2 cups shucked oysters in their liquor
2 garlic cloves, minced
juice and zest of ½ lemon
¾ cups heavy cream
1 tablespoon butter
1 tablespoon olive oil
½ teaspoon white pepper
¼ teaspoon salt
¼ teaspoon nutmeg
1/4 cup defrosted chopped frozen spinach
1/4 cup Parmigiana Reggiano
To serve: hot, cooked 8 oz mafaldine or linguine
Stir the lemon juice and the zest into the oysters. Set aside. Heat the olive oil in a large skillet. Sauté the garlic in the oil until fragrant. Add the cream, 1 tablespoon butter, salt, pepper and nutmeg. Bring to a boil and cook for just a minute or so, until the cream starts to thicken. Add the oysters and spinach to the pan and reduce the heat. Continue to cook just until the oysters are warmed through and look set. Remove from heat and stir in the Parmigiana Reggiano. Toss with the hot pasta and serve.
When we think about buying food in season fruits and vegetables are the first things that come to mind. However, there is another favorite food that many people consider to have a season: Chesapeake Bay oysters. Many people still follow the rule that states that oysters should only be consumed during months that contain the letter “R”.
The reasoning behind the rule was simple.
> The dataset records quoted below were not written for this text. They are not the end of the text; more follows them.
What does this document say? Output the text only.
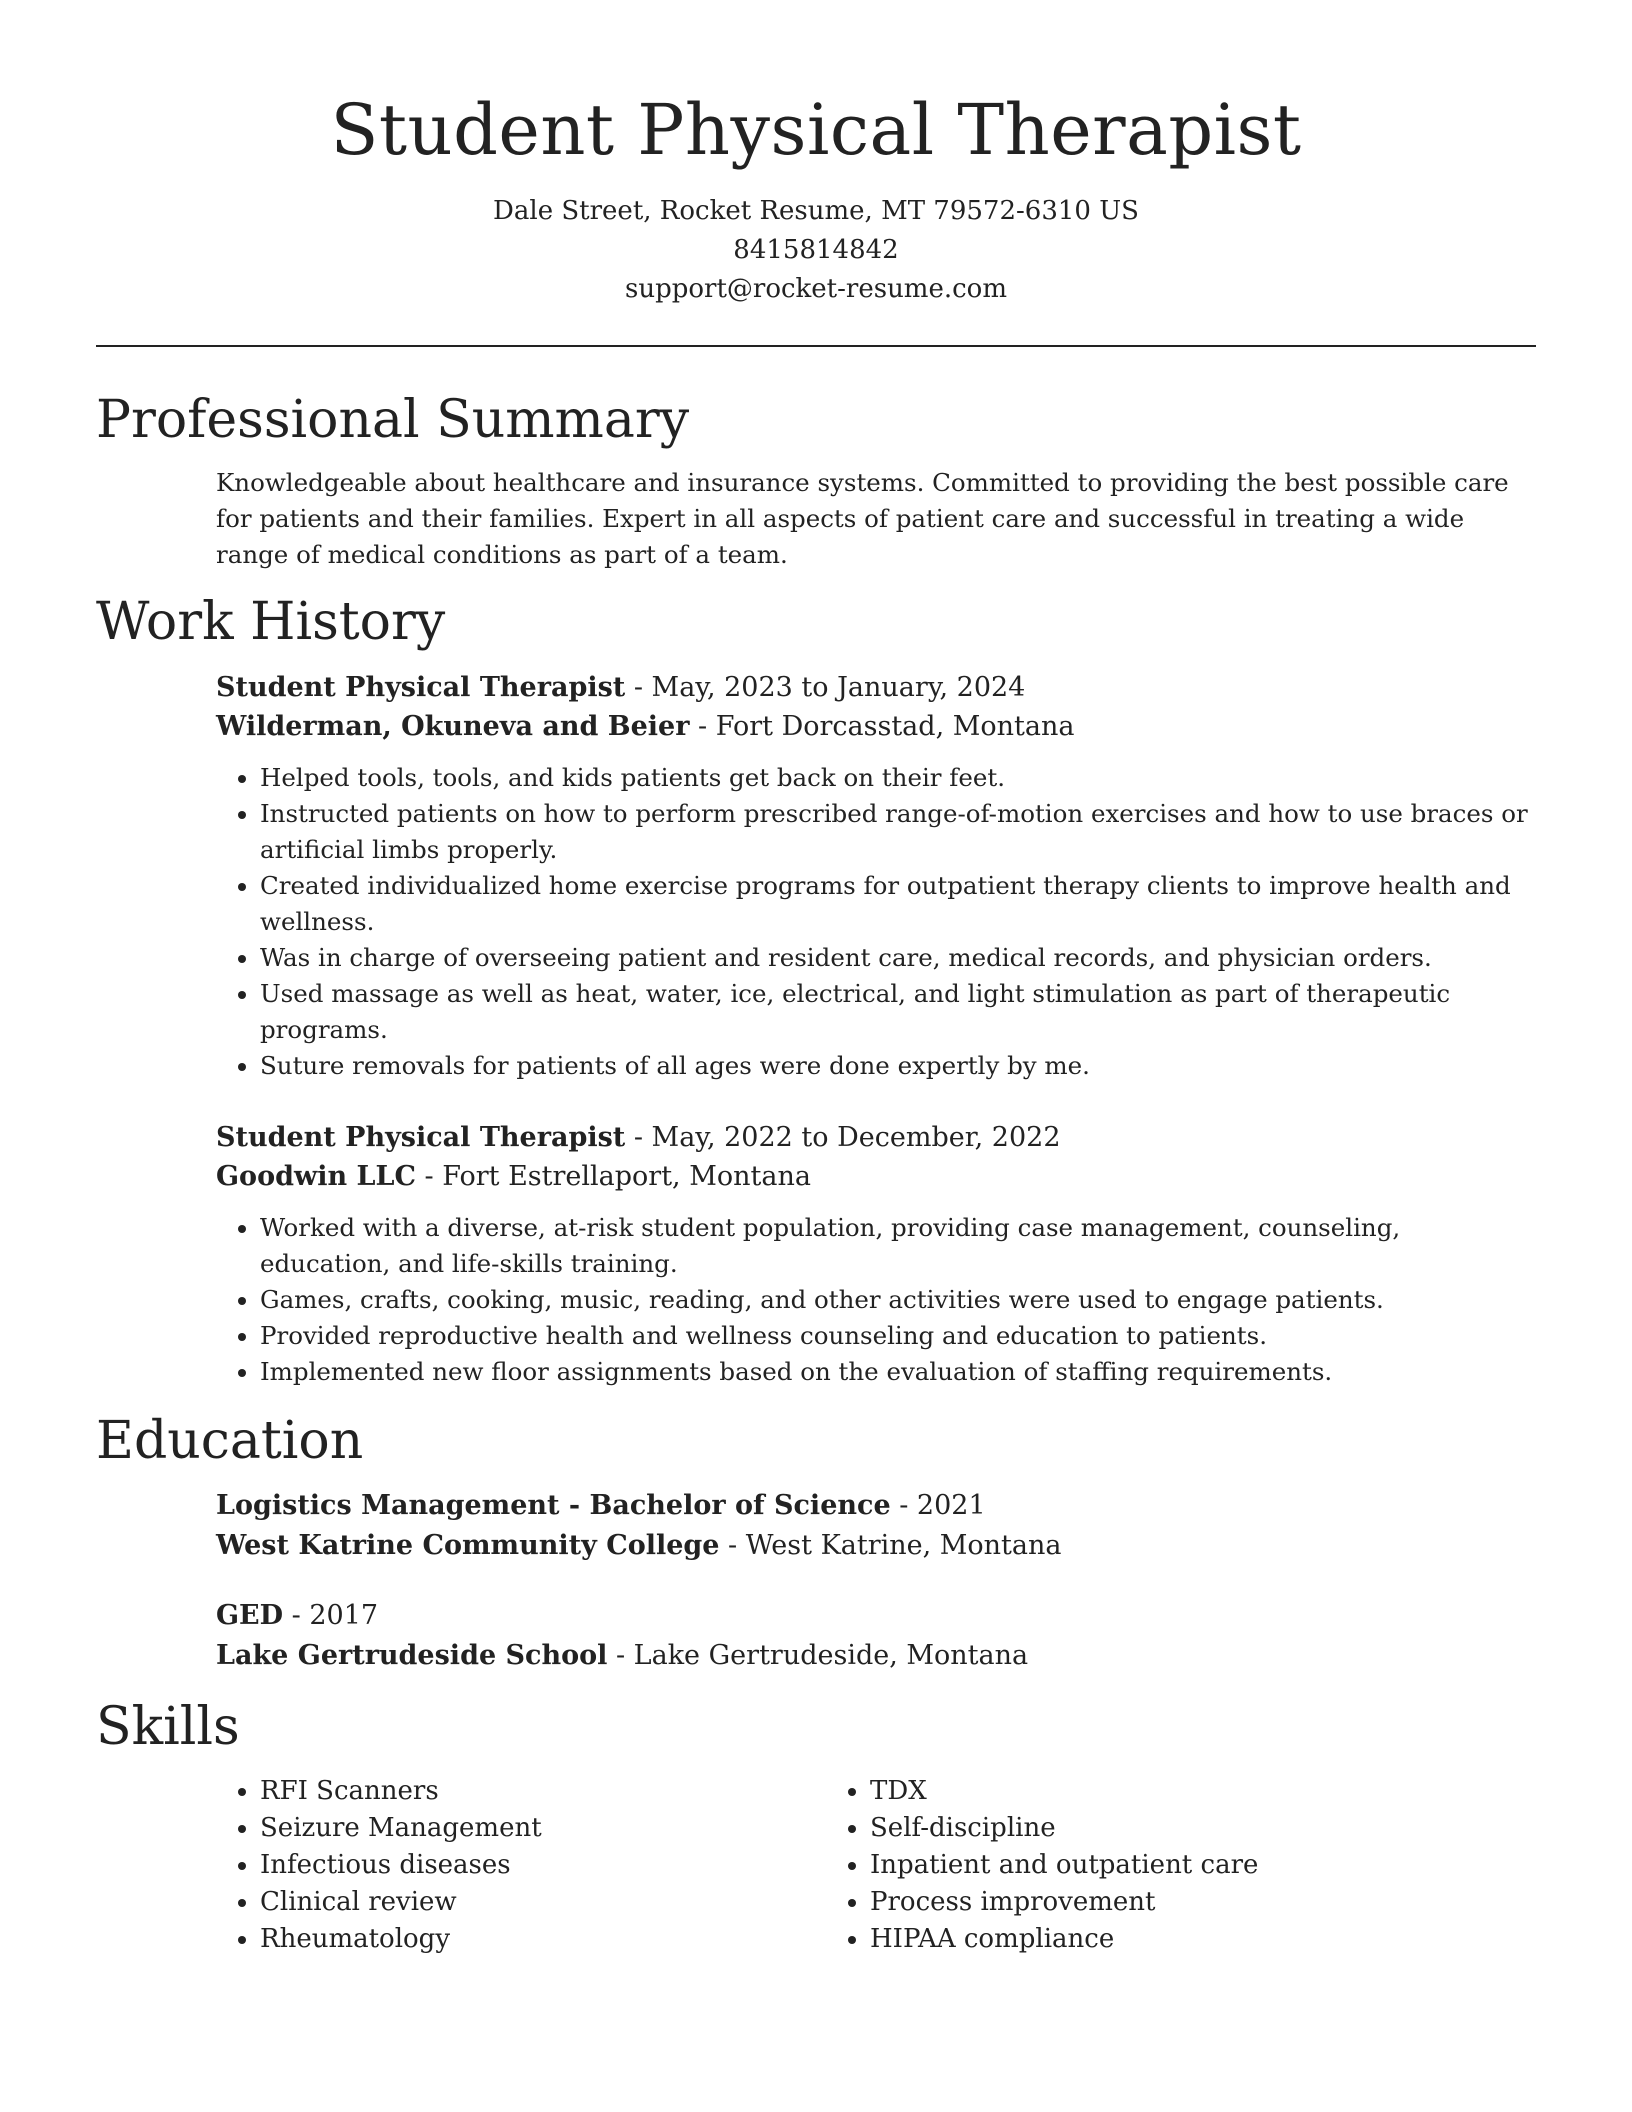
Student Physical Therapist
Dale Street, Rocket Resume, MT 79572-6310 US
8415814842
support@rocket-resume.com
Professional Summary

Knowledgeable about healthcare and insurance systems. Committed to providing the best possible care for patients and their families. Expert in all aspects of patient care and successful in treating a wide range of medical conditions as part of a team.

Work History
Student Physical Therapist - May, 2023 to January, 2024
Wilderman, Okuneva and Beier - Fort Dorcasstad, Montana
• Helped tools, tools, and kids patients get back on their feet.
• Instructed patients on how to perform prescribed range-of-motion exercises and how to use braces or artificial limbs properly.
• Created individualized home exercise programs for outpatient therapy clients to improve health and wellness.
• Was in charge of overseeing patient and resident care, medical records, and physician orders.
• Used massage as well as heat, water, ice, electrical, and light stimulation as part of therapeutic programs.
• Suture removals for patients of all ages were done expertly by me.
Student Physical Therapist - May, 2022 to December, 2022
Goodwin LLC - Fort Estrellaport, Montana
• Worked with a diverse, at-risk student population, providing case management, counseling, education, and life-skills training.
• Games, crafts, cooking, music, reading, and other activities were used to engage patients.
• Provided reproductive health and wellness counseling and education to patients.
• Implemented new floor assignments based on the evaluation of staffing requirements.
Education
Logistics Management - Bachelor of Science - 2021
West Katrine Community College - West Katrine, Montana
GED - 2017
Lake Gertrudeside School - Lake Gertrudeside, Montana
Skills
• RFI Scanners
• Seizure Management
• Infectious diseases
• Clinical review
• Rheumatology
• TDX
• Self-discipline
• Inpatient and outpatient care
• Process improvement
• HIPAA compliance
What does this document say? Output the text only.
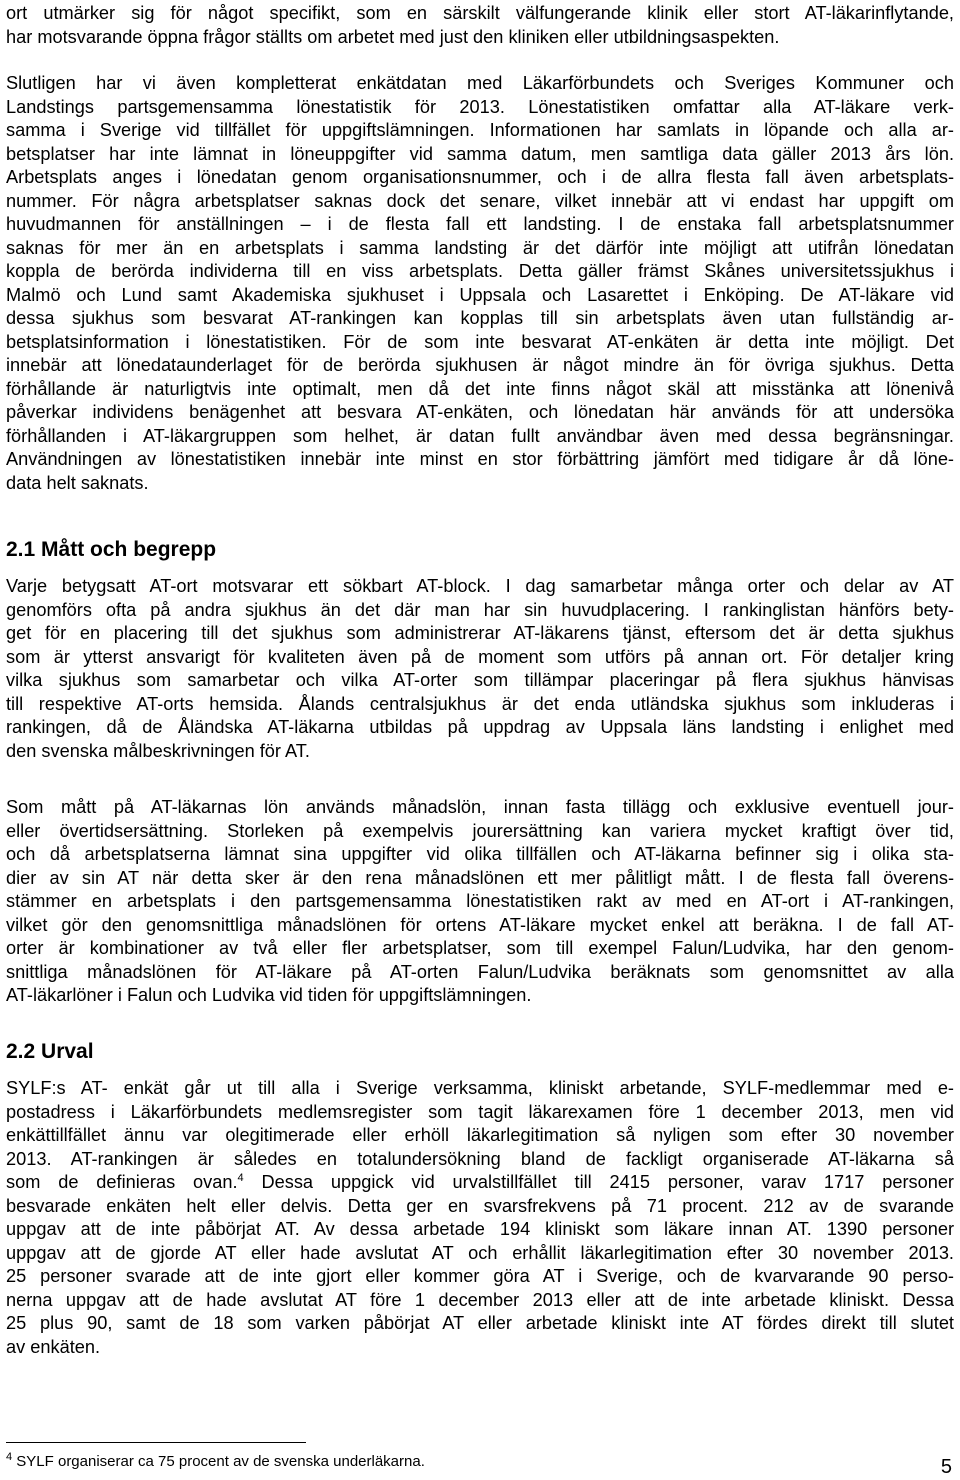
ort utmärker sig för något specifikt, som en särskilt välfungerande klinik eller stort AT-läkarinflytande,
har motsvarande öppna frågor ställts om arbetet med just den kliniken eller utbildningsaspekten.
Slutligen har vi även kompletterat enkätdatan med Läkarförbundets och Sveriges Kommuner och
Landstings partsgemensamma lönestatistik för 2013. Lönestatistiken omfattar alla AT-läkare verk-
samma i Sverige vid tillfället för uppgiftslämningen. Informationen har samlats in löpande och alla ar-
betsplatser har inte lämnat in löneuppgifter vid samma datum, men samtliga data gäller 2013 års lön.
Arbetsplats anges i lönedatan genom organisationsnummer, och i de allra flesta fall även arbetsplats-
nummer. För några arbetsplatser saknas dock det senare, vilket innebär att vi endast har uppgift om
huvudmannen för anställningen – i de flesta fall ett landsting. I de enstaka fall arbetsplatsnummer
saknas för mer än en arbetsplats i samma landsting är det därför inte möjligt att utifrån lönedatan
koppla de berörda individerna till en viss arbetsplats. Detta gäller främst Skånes universitetssjukhus i
Malmö och Lund samt Akademiska sjukhuset i Uppsala och Lasarettet i Enköping. De AT-läkare vid
dessa sjukhus som besvarat AT-rankingen kan kopplas till sin arbetsplats även utan fullständig ar-
betsplatsinformation i lönestatistiken. För de som inte besvarat AT-enkäten är detta inte möjligt. Det
innebär att lönedataunderlaget för de berörda sjukhusen är något mindre än för övriga sjukhus. Detta
förhållande är naturligtvis inte optimalt, men då det inte finns något skäl att misstänka att lönenivå
påverkar individens benägenhet att besvara AT-enkäten, och lönedatan här används för att undersöka
förhållanden i AT-läkargruppen som helhet, är datan fullt användbar även med dessa begränsningar.
Användningen av lönestatistiken innebär inte minst en stor förbättring jämfört med tidigare år då löne-
data helt saknats.
2.1 Mått och begrepp
Varje betygsatt AT-ort motsvarar ett sökbart AT-block. I dag samarbetar många orter och delar av AT
genomförs ofta på andra sjukhus än det där man har sin huvudplacering. I rankinglistan hänförs bety-
get för en placering till det sjukhus som administrerar AT-läkarens tjänst, eftersom det är detta sjukhus
som är ytterst ansvarigt för kvaliteten även på de moment som utförs på annan ort. För detaljer kring
vilka sjukhus som samarbetar och vilka AT-orter som tillämpar placeringar på flera sjukhus hänvisas
till respektive AT-orts hemsida. Ålands centralsjukhus är det enda utländska sjukhus som inkluderas i
rankingen, då de Åländska AT-läkarna utbildas på uppdrag av Uppsala läns landsting i enlighet med
den svenska målbeskrivningen för AT.
Som mått på AT-läkarnas lön används månadslön, innan fasta tillägg och exklusive eventuell jour-
eller övertidsersättning. Storleken på exempelvis jourersättning kan variera mycket kraftigt över tid,
och då arbetsplatserna lämnat sina uppgifter vid olika tillfällen och AT-läkarna befinner sig i olika sta-
dier av sin AT när detta sker är den rena månadslönen ett mer pålitligt mått. I de flesta fall överens-
stämmer en arbetsplats i den partsgemensamma lönestatistiken rakt av med en AT-ort i AT-rankingen,
vilket gör den genomsnittliga månadslönen för ortens AT-läkare mycket enkel att beräkna. I de fall AT-
orter är kombinationer av två eller fler arbetsplatser, som till exempel Falun/Ludvika, har den genom-
snittliga månadslönen för AT-läkare på AT-orten Falun/Ludvika beräknats som genomsnittet av alla
AT-läkarlöner i Falun och Ludvika vid tiden för uppgiftslämningen.
2.2 Urval
SYLF:s AT- enkät går ut till alla i Sverige verksamma, kliniskt arbetande, SYLF-medlemmar med e-
postadress i Läkarförbundets medlemsregister som tagit läkarexamen före 1 december 2013, men vid
enkättillfället ännu var olegitimerade eller erhöll läkarlegitimation så nyligen som efter 30 november
2013. AT-rankingen är således en totalundersökning bland de fackligt organiserade AT-läkarna så
som de definieras ovan.$^4$ Dessa uppgick vid urvalstillfället till 2415 personer, varav 1717 personer
besvarade enkäten helt eller delvis. Detta ger en svarsfrekvens på 71 procent. 212 av de svarande
uppgav att de inte påbörjat AT. Av dessa arbetade 194 kliniskt som läkare innan AT. 1390 personer
uppgav att de gjorde AT eller hade avslutat AT och erhållit läkarlegitimation efter 30 november 2013.
25 personer svarade att de inte gjort eller kommer göra AT i Sverige, och de kvarvarande 90 perso-
nerna uppgav att de hade avslutat AT före 1 december 2013 eller att de inte arbetade kliniskt. Dessa
25 plus 90, samt de 18 som varken påbörjat AT eller arbetade kliniskt inte AT fördes direkt till slutet
av enkäten.
$^4$ SYLF organiserar ca 75 procent av de svenska underläkarna.	5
Before modern refrigeration, it was risky to ship oysters any distance during the steamy Summer months. On very hot days, oysters often spoiled during transit. By restricting the season from Autumn to early Spring, diners were less likely to get food poisoning from improperly refrigerated oysters.
While oysters are now safe to eat and available for purchase all year, many people still stick to the traditional season. Because of this, fresh, local oysters are often easier to find during the colder months than they are the rest of the year. Luckily I was able to find these lovely examples and turn them in to a wonderful, creamy but not too heavy sauce.